Fujii EY et al. [40] found sRAGE concentrations in blood were positively correlated with the concentrations in follicular fluid (FF). Thus, the concentrations of sRAGE in blood might be able to serve as a useful biologic marker of the follicular environment. In our study, ROC curve analysis determined an optimal sRAGE cut-off point, 704.097 mmol/L in this study, for the presence of insulin resistance, reminding the requirements of intervention AGEs/sRAGE system.

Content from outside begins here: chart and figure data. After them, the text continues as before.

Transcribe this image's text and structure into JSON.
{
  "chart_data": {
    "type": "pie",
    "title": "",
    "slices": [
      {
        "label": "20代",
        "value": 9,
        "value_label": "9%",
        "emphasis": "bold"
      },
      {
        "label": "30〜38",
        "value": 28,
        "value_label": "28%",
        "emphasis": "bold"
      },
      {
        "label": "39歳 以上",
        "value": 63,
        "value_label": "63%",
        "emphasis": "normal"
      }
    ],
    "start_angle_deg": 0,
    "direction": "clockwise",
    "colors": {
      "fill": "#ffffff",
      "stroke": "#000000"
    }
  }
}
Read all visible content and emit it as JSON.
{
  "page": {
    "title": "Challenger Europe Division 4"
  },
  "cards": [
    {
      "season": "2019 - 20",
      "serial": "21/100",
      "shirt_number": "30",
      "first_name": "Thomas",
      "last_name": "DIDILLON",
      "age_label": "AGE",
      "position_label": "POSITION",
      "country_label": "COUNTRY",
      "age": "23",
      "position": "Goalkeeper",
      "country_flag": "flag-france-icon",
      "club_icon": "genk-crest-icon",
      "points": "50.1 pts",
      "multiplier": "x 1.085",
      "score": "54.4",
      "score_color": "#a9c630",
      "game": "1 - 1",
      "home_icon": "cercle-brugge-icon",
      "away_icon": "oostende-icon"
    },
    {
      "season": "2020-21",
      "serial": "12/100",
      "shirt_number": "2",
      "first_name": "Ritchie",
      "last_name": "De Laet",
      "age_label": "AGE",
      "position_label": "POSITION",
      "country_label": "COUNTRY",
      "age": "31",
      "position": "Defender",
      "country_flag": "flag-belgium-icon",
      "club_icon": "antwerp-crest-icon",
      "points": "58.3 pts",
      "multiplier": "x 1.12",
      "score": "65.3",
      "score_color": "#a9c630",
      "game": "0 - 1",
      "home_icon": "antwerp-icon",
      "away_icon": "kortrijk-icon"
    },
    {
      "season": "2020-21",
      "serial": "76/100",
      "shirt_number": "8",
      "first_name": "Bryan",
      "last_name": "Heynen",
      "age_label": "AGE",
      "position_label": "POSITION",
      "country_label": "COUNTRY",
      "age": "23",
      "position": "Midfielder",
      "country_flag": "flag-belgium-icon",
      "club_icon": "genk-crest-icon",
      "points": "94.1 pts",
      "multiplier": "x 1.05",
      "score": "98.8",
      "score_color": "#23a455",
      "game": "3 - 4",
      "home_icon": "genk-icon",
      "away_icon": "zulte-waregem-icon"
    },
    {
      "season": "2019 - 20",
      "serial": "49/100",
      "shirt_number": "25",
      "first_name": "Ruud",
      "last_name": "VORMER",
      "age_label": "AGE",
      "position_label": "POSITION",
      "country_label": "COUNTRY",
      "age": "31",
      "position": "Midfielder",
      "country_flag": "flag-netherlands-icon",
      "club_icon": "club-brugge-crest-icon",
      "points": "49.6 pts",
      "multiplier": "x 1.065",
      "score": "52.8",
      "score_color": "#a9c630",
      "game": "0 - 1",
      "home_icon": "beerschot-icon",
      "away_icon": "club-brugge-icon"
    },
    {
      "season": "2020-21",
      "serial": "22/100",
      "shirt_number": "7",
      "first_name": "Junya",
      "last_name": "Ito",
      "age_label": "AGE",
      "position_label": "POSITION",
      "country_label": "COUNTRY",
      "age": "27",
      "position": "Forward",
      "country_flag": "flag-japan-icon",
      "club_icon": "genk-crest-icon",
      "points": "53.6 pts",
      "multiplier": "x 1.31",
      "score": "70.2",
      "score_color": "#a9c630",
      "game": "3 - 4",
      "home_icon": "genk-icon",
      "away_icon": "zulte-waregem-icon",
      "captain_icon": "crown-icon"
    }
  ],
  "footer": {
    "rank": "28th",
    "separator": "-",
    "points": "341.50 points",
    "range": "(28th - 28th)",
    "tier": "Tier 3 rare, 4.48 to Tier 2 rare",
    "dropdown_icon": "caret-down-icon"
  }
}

Another important question should be considered is whether ovary sRAGE could be biologic markers of the oocyte environment, egg quality, and outcome of fertilization, which may be more crucial in reproductive system.

Conclusion

Taken together, our study suggested that in reproductive-aged PCOS patients, BMI was an independent risk predictive factor of AGEs and sRAGE levels. Compared with AGEs, the variation of serum sRAGE levels was more closely related to insulin resistance and hyperandrogenism (FAI), two major pathological manifestations of PCOS. AGEs/sRAGE system may be a promising intervention target in the women with PCOS, especially in obese patients, although the role of sRAGE needs be further clarified.